If Wade is loathsome, in fact, it is insofar as he is designed to represent the slickness and superficiality of a national public morality. Wade as the soldier who re-enlists after the massacre, gets a spot as battalion clerk and expunges his own company records, as a politician who conceals his past: all these are part of the universal spin that depends on obliterating history in order to be able, comfortably, to repeat it.
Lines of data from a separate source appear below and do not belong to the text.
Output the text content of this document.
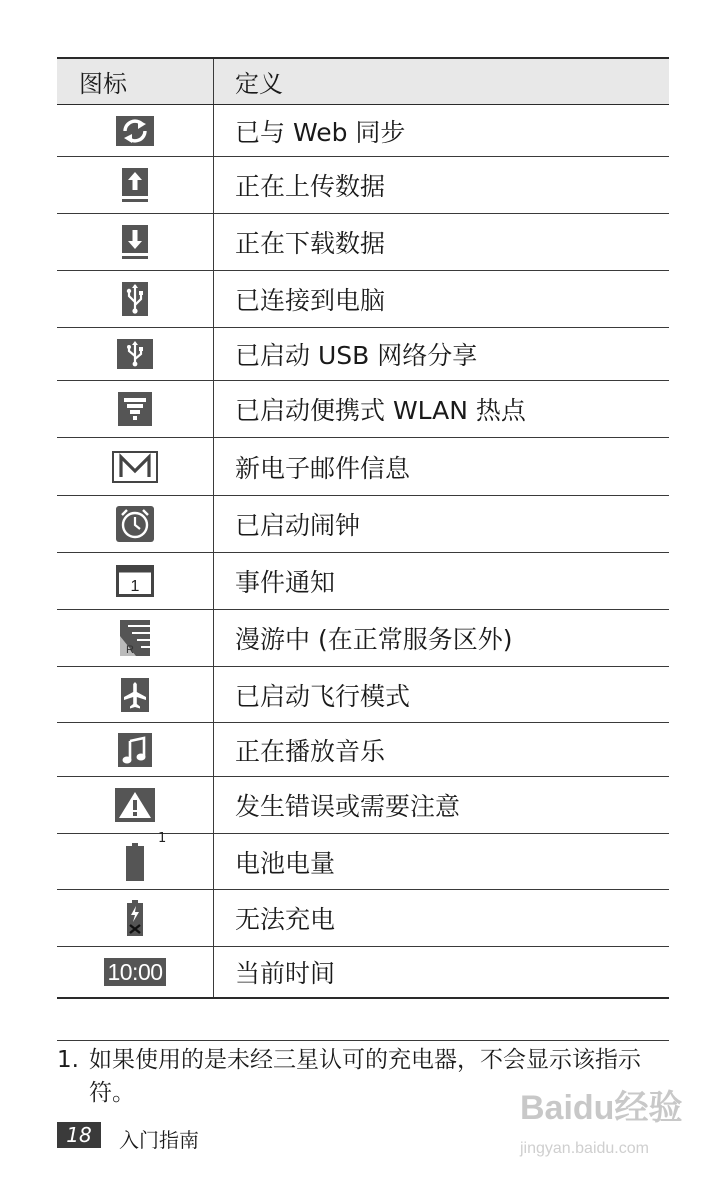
图标	定义

	已与 Web 同步

	正在上传数据

	正在下载数据

	已连接到电脑

	已启动 USB 网络分享

	已启动便携式 WLAN 热点

	新电子邮件信息

	已启动闹钟

1	事件通知

R	漫游中 (在正常服务区外)

	已启动飞行模式

	正在播放音乐

	发生错误或需要注意

1	电池电量

	无法充电
10:00	当前时间
1. 如果使用的是未经三星认可的充电器，不会显示该指示符。
18	入门指南
Baidu经验
jingyan.baidu.com
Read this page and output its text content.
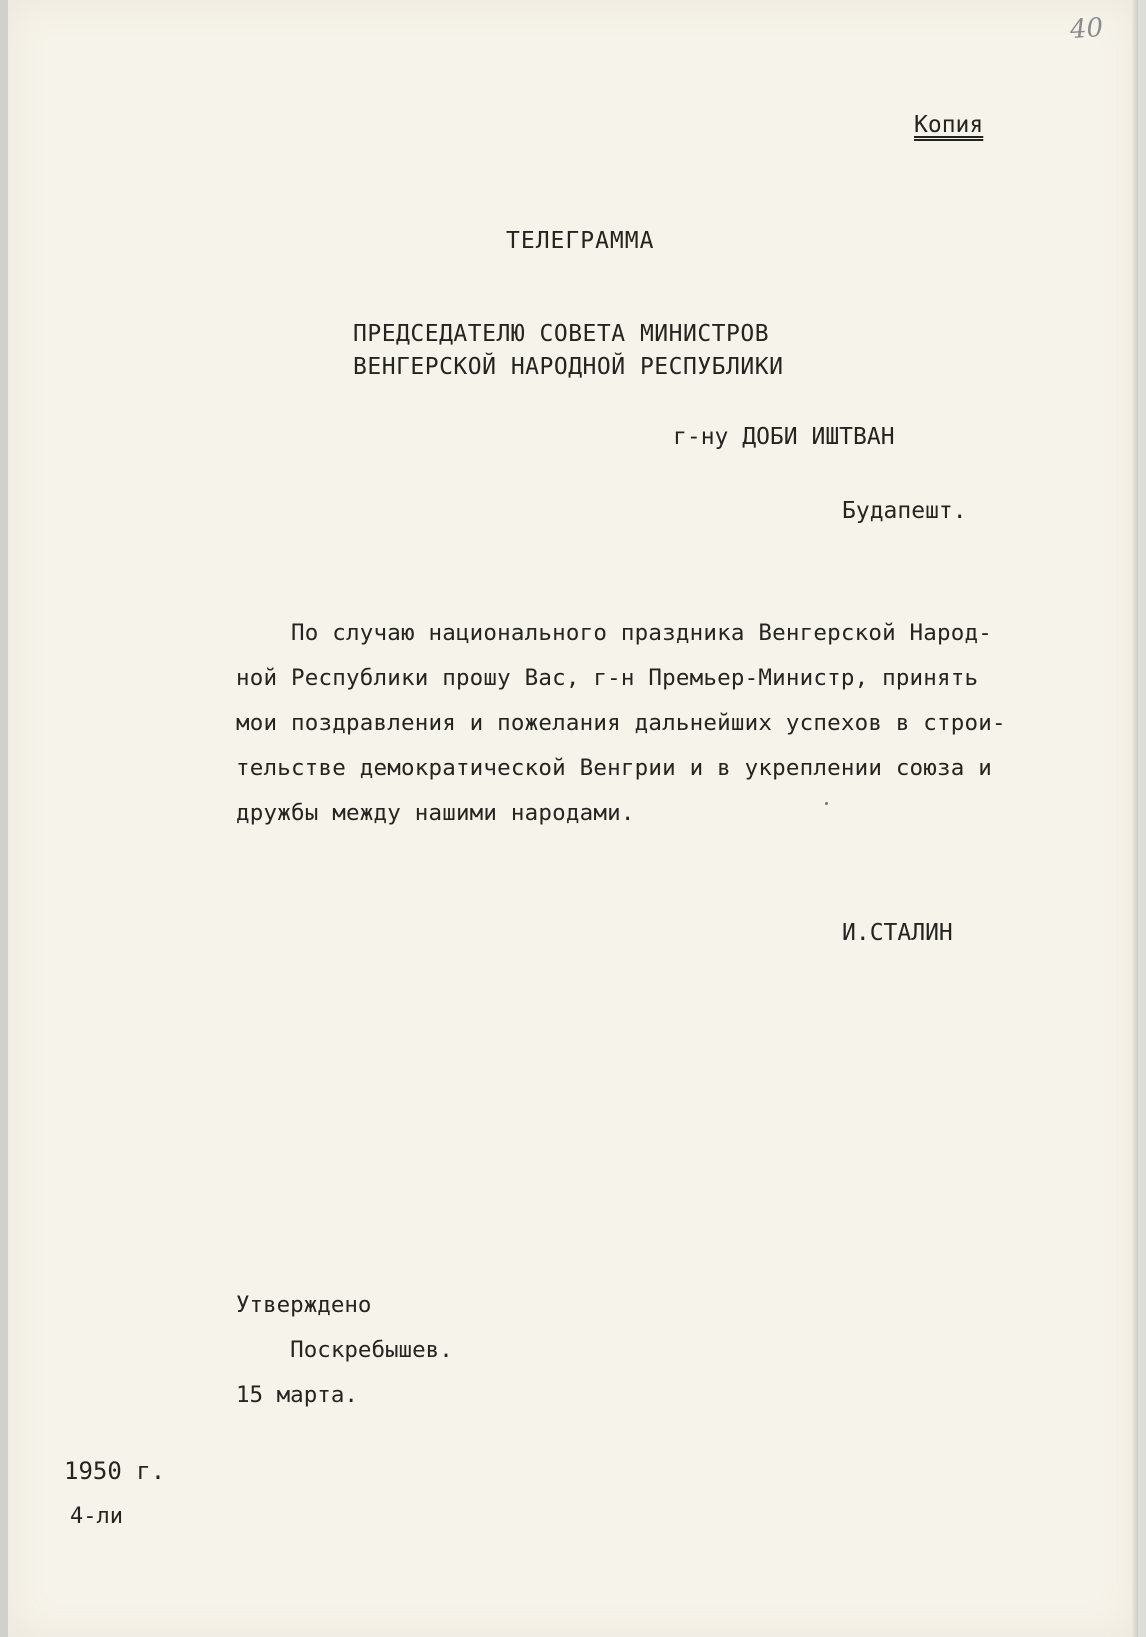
40
Копия
ТЕЛЕГРАММА
ПРЕДСЕДАТЕЛЮ СОВЕТА МИНИСТРОВ
ВЕНГЕРСКОЙ НАРОДНОЙ РЕСПУБЛИКИ
г-ну ДОБИ ИШТВАН
Будапешт.
По случаю национального праздника Венгерской Народ-
ной Республики прошу Вас, г-н Премьер-Министр, принять
мои поздравления и пожелания дальнейших успехов в строи-
тельстве демократической Венгрии и в укреплении союза и
дружбы между нашими народами.
И.СТАЛИН
Утверждено
Поскребышев.
15 марта.
1950 г.
4-ли
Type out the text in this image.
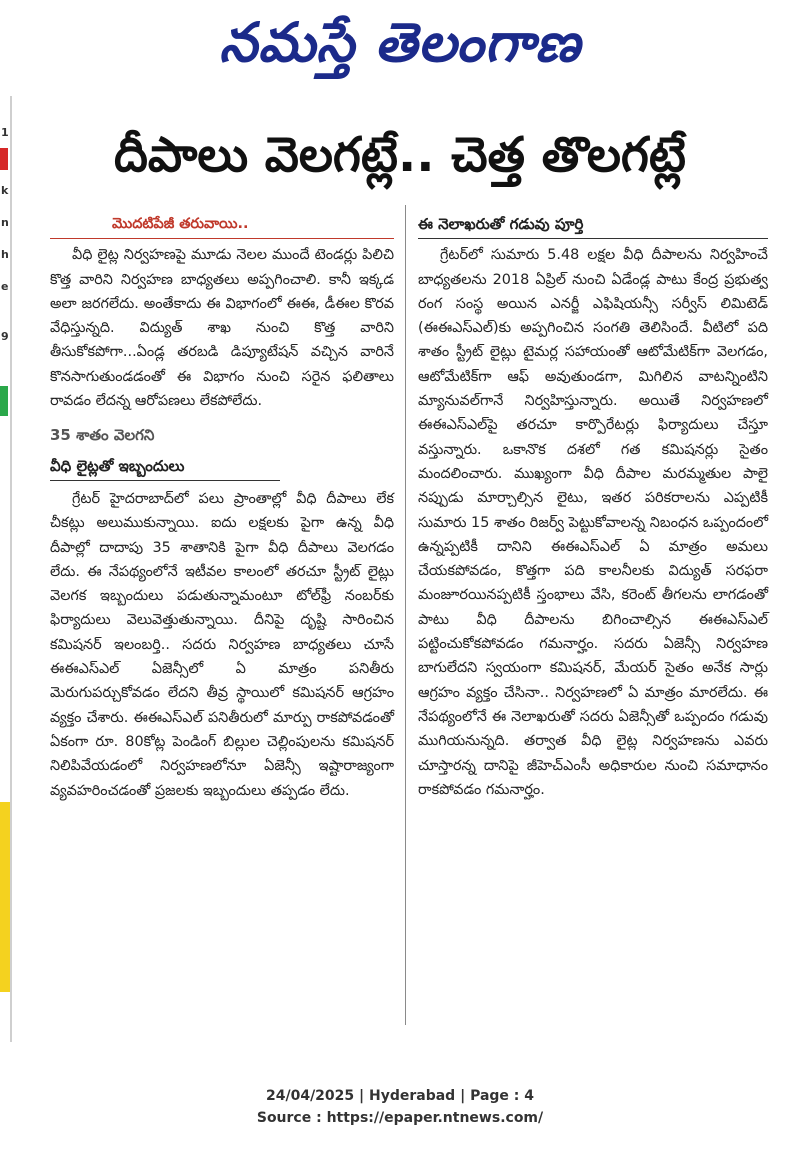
నమస్తే తెలంగాణ
1
k
n
h
e
9
దీపాలు వెలగట్లే.. చెత్త తొలగట్లే
మొదటిపేజీ తరువాయి..

వీధి లైట్ల నిర్వహణపై మూడు నెలల ముందే టెండర్లు పిలిచి కొత్త వారిని నిర్వహణ బాధ్యతలు అప్పగించాలి. కానీ ఇక్కడ అలా జరగలేదు. అంతేకాదు ఈ విభాగంలో ఈఈ, డీఈల కొరవ వేధిస్తున్నది. విద్యుత్ శాఖ నుంచి కొత్త వారిని తీసుకోకపోగా...ఏండ్ల తరబడి డిప్యూటేషన్ వచ్చిన వారినే కొనసాగుతుండడంతో ఈ విభాగం నుంచి సరైన ఫలితాలు రావడం లేదన్న ఆరోపణలు లేకపోలేదు.

35 శాతం వెలగని
వీధి లైట్లతో ఇబ్బందులు

గ్రేటర్ హైదరాబాద్‌లో పలు ప్రాంతాల్లో వీధి దీపాలు లేక చీకట్లు అలుముకున్నాయి. ఐదు లక్షలకు పైగా ఉన్న వీధి దీపాల్లో దాదాపు 35 శాతానికి పైగా వీధి దీపాలు వెలగడం లేదు. ఈ నేపథ్యంలోనే ఇటీవల కాలంలో తరచూ స్ట్రీట్ లైట్లు వెలగక ఇబ్బందులు పడుతున్నామంటూ టోల్‌ఫ్రీ నంబర్‌కు ఫిర్యాదులు వెలువెత్తుతున్నాయి. దీనిపై దృష్టి సారించిన కమిషనర్ ఇలంబర్తి.. సదరు నిర్వహణ బాధ్యతలు చూసే ఈఈఎస్‌ఎల్ ఏజెన్సీలో ఏ మాత్రం పనితీరు మెరుగుపర్చుకోవడం లేదని తీవ్ర స్థాయిలో కమిషనర్ ఆగ్రహం వ్యక్తం చేశారు. ఈఈఎస్‌ఎల్ పనితీరులో మార్పు రాకపోవడంతో ఏకంగా రూ. 80కోట్ల పెండింగ్ బిల్లుల చెల్లింపులను కమిషనర్ నిలిపివేయడంలో నిర్వహణలోనూ ఏజెన్సీ ఇష్టారాజ్యంగా వ్యవహరించడంతో ప్రజలకు ఇబ్బందులు తప్పడం లేదు.

ఈ నెలాఖరుతో గడువు పూర్తి

గ్రేటర్‌లో సుమారు 5.48 లక్షల వీధి దీపాలను నిర్వహించే బాధ్యతలను 2018 ఏప్రిల్ నుంచి ఏడేండ్ల పాటు కేంద్ర ప్రభుత్వ రంగ సంస్థ అయిన ఎనర్జీ ఎఫిషియన్సీ సర్వీస్ లిమిటెడ్ (ఈఈఎస్‌ఎల్)కు అప్పగించిన సంగతి తెలిసిందే. వీటిలో పది శాతం స్ట్రీట్ లైట్లు టైమర్ల సహాయంతో ఆటోమేటిక్‌గా వెలగడం, ఆటోమేటిక్‌గా ఆఫ్ అవుతుండగా, మిగిలిన వాటన్నింటిని మ్యానువల్‌గానే నిర్వహిస్తున్నారు. అయితే నిర్వహణలో ఈఈఎస్‌ఎల్‌పై తరచూ కార్పొరేటర్లు ఫిర్యాదులు చేస్తూ వస్తున్నారు. ఒకానొక దశలో గత కమిషనర్లు సైతం మందలించారు. ముఖ్యంగా వీధి దీపాల మరమ్మతుల పాలై నప్పుడు మార్చాల్సిన లైటు, ఇతర పరికరాలను ఎప్పటికీ సుమారు 15 శాతం రిజర్వ్ పెట్టుకోవాలన్న నిబంధన ఒప్పందంలో ఉన్నప్పటికీ దానిని ఈఈఎస్‌ఎల్ ఏ మాత్రం అమలు చేయకపోవడం, కొత్తగా పది కాలనీలకు విద్యుత్ సరఫరా మంజూరయినప్పటికీ స్తంభాలు వేసి, కరెంట్ తీగలను లాగడంతో పాటు వీధి దీపాలను బిగించాల్సిన ఈఈఎస్‌ఎల్ పట్టించుకోకపోవడం గమనార్హం. సదరు ఏజెన్సీ నిర్వహణ బాగులేదని స్వయంగా కమిషనర్, మేయర్ సైతం అనేక సార్లు ఆగ్రహం వ్యక్తం చేసినా.. నిర్వహణలో ఏ మాత్రం మారలేదు. ఈ నేపథ్యంలోనే ఈ నెలాఖరుతో సదరు ఏజెన్సీతో ఒప్పందం గడువు ముగియనున్నది. తర్వాత వీధి లైట్ల నిర్వహణను ఎవరు చూస్తారన్న దానిపై జీహెచ్‌ఎంసీ అధికారుల నుంచి సమాధానం రాకపోవడం గమనార్హం.

24/04/2025 | Hyderabad | Page : 4
Source : https://epaper.ntnews.com/
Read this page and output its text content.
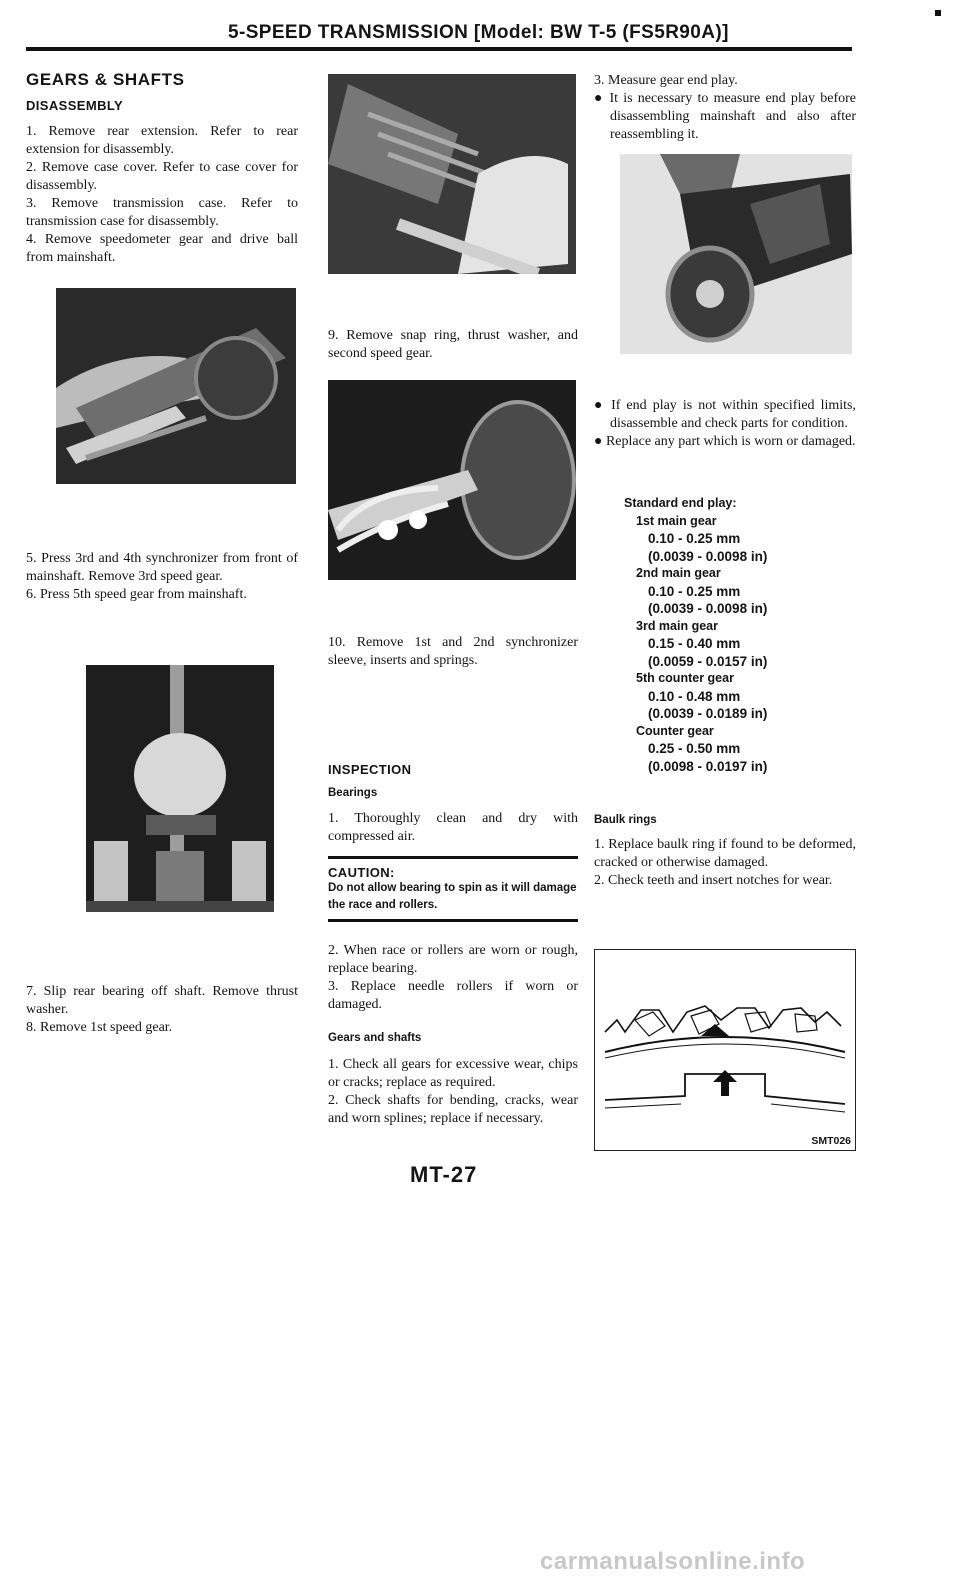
5-SPEED TRANSMISSION [Model: BW T-5 (FS5R90A)]
GEARS & SHAFTS
DISASSEMBLY

1. Remove rear extension. Refer to rear extension for disassembly.

2. Remove case cover. Refer to case cover for disassembly.

3. Remove transmission case. Refer to transmission case for disassembly.

4. Remove speedometer gear and drive ball from mainshaft.

5. Press 3rd and 4th synchronizer from front of mainshaft. Remove 3rd speed gear.

6. Press 5th speed gear from mainshaft.

7. Slip rear bearing off shaft. Remove thrust washer.

8. Remove 1st speed gear.

9. Remove snap ring, thrust washer, and second speed gear.

10. Remove 1st and 2nd synchronizer sleeve, inserts and springs.

INSPECTION
Bearings

1. Thoroughly clean and dry with compressed air.

CAUTION:
Do not allow bearing to spin as it will damage the race and rollers.

2. When race or rollers are worn or rough, replace bearing.

3. Replace needle rollers if worn or damaged.

Gears and shafts

1. Check all gears for excessive wear, chips or cracks; replace as required.

2. Check shafts for bending, cracks, wear and worn splines; replace if necessary.

3. Measure gear end play.

● It is necessary to measure end play before disassembling mainshaft and also after reassembling it.

● If end play is not within specified limits, disassemble and check parts for condition.

● Replace any part which is worn or damaged.

Standard end play:
1st main gear
0.10 - 0.25 mm
(0.0039 - 0.0098 in)
2nd main gear
0.10 - 0.25 mm
(0.0039 - 0.0098 in)
3rd main gear
0.15 - 0.40 mm
(0.0059 - 0.0157 in)
5th counter gear
0.10 - 0.48 mm
(0.0039 - 0.0189 in)
Counter gear
0.25 - 0.50 mm
(0.0098 - 0.0197 in)
Baulk rings

1. Replace baulk ring if found to be deformed, cracked or otherwise damaged.

2. Check teeth and insert notches for wear.

SMT026
MT-27
carmanualsonline.info
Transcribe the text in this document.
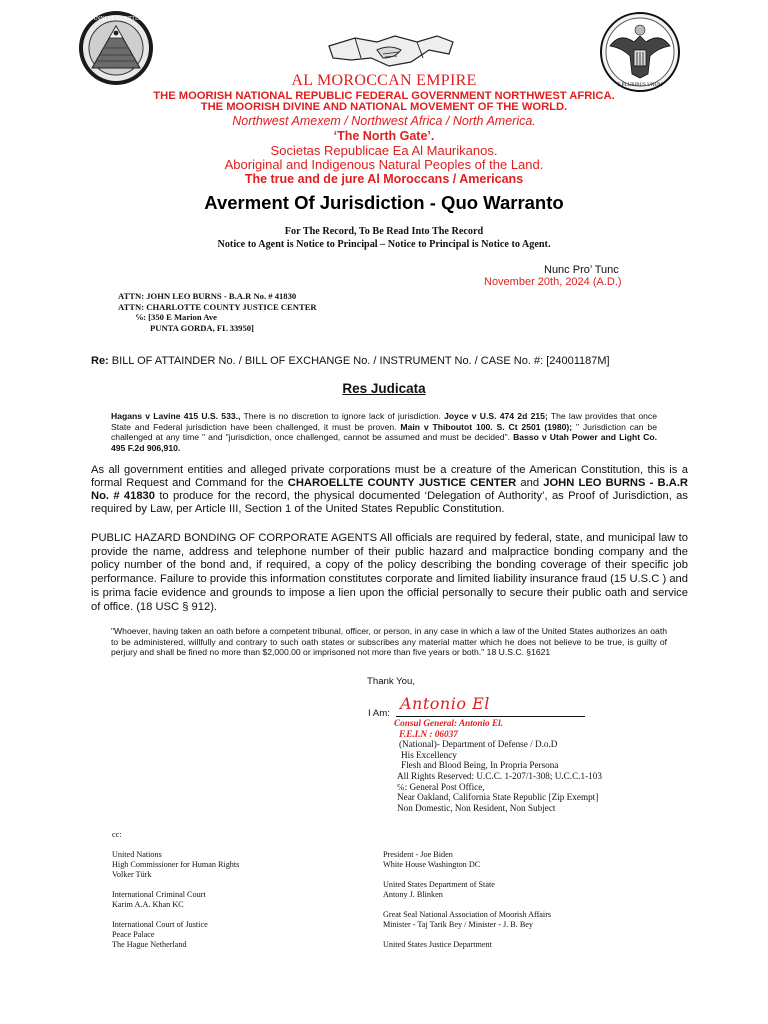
ANNUIT COEPTIS
E PLURIBUS UNUM
AL MOROCCAN EMPIRE
THE MOORISH NATIONAL REPUBLIC FEDERAL GOVERNMENT NORTHWEST AFRICA.
THE MOORISH DIVINE AND NATIONAL MOVEMENT OF THE WORLD.
Northwest Amexem / Northwest Africa / North America.
‘The North Gate’.
Societas Republicae Ea Al Maurikanos.
Aboriginal and Indigenous Natural Peoples of the Land.
The true and de jure Al Moroccans / Americans
Averment Of Jurisdiction - Quo Warranto
For The Record, To Be Read Into The Record
Notice to Agent is Notice to Principal – Notice to Principal is Notice to Agent.
Nunc Pro’ Tunc
November 20th, 2024 (A.D.)
ATTN: JOHN LEO BURNS - B.A.R No. # 41830
ATTN: CHARLOTTE COUNTY JUSTICE CENTER
℅: [350 E Marion Ave
PUNTA GORDA, FL 33950]
Re: BILL OF ATTAINDER No. / BILL OF EXCHANGE No. / INSTRUMENT No. / CASE No. #: [24001187M]
Res Judicata
Hagans v Lavine 415 U.S. 533., There is no discretion to ignore lack of jurisdiction. Joyce v U.S. 474 2d 215; The law provides that once State and Federal jurisdiction have been challenged, it must be proven. Main v Thiboutot 100. S. Ct 2501 (1980); " Jurisdiction can be challenged at any time " and "jurisdiction, once challenged, cannot be assumed and must be decided". Basso v Utah Power and Light Co. 495 F.2d 906,910.
As all government entities and alleged private corporations must be a creature of the American Constitution, this is a formal Request and Command for the CHAROELLTE COUNTY JUSTICE CENTER and JOHN LEO BURNS - B.A.R No. # 41830 to produce for the record, the physical documented ‘Delegation of Authority’, as Proof of Jurisdiction, as required by Law, per Article III, Section 1 of the United States Republic Constitution.
PUBLIC HAZARD BONDING OF CORPORATE AGENTS All officials are required by federal, state, and municipal law to provide the name, address and telephone number of their public hazard and malpractice bonding company and the policy number of the bond and, if required, a copy of the policy describing the bonding coverage of their specific job performance. Failure to provide this information constitutes corporate and limited liability insurance fraud (15 U.S.C ) and is prima facie evidence and grounds to impose a lien upon the official personally to secure their public oath and service of office. (18 USC § 912).
"Whoever, having taken an oath before a competent tribunal, officer, or person, in any case in which a law of the United States authorizes an oath to be administered, willfully and contrary to such oath states or subscribes any material matter which he does not believe to be true, is guilty of perjury and shall be fined no more than $2,000.00 or imprisoned not more than five years or both." 18 U.S.C. §1621
Thank You,
I Am:
Antonio El
Consul General: Antonio El.
F.E.I.N : 06037
(National)- Department of Defense / D.o.D
His Excellency
Flesh and Blood Being, In Propria Persona
All Rights Reserved: U.C.C. 1-207/1-308; U.C.C.1-103
℅: General Post Office,
Near Oakland, California State Republic [Zip Exempt]
Non Domestic, Non Resident, Non Subject
cc:
United Nations
High Commissioner for Human Rights
Volker Türk
International Criminal Court
Karim A.A. Khan KC
International Court of Justice
Peace Palace
The Hague Netherland
President - Joe Biden
White House Washington DC
United States Department of State
Antony J. Blinken
Great Seal National Association of Moorish Affairs
Minister - Taj Tarik Bey / Minister - J. B. Bey
United States Justice Department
Wade pays for his cover-up by being found out and losing shamefully his race for the Senate. But the real price is internal. He no longer is capable of remembering, of distinguishing what he has done from what he wants to appear to have done. His punishment comes when Kathy disappears. As the sheriff cautiously and fruitlessly investigates, O'Brien dramatizes a series of hypotheses. They range from the routine—she has simply decided to leave him, taking their boat—to the bloodier—she has struck a shoal and drowned—to the monstrous—in a Vietnam-vintagenightmare, Wade has killed her in a manner too horrible to describe here—to the possibility, after Wade himself vanishes, that they have staged a two-part flight.
To disappear and to make truth disappear is to enter a wasteland of moral anarchy in which even the most hellish actions are conceivable. O'Brien narrates each version of what Wade has done in equally firm detail. Thematically, this is appropriate, but it makes for an artistic botch. Suspense, like suspension bridges, needs pillars to rest on. With his memory x'd out—and with O'Brien, in order to emphasize his character's spiritual anomie, refusing to supply a memory for him—what Wade has or has not done is of relatively little interest. This is particularly so, since the author has taken so few pains to make him, before and after the killing field, in any way distinctive.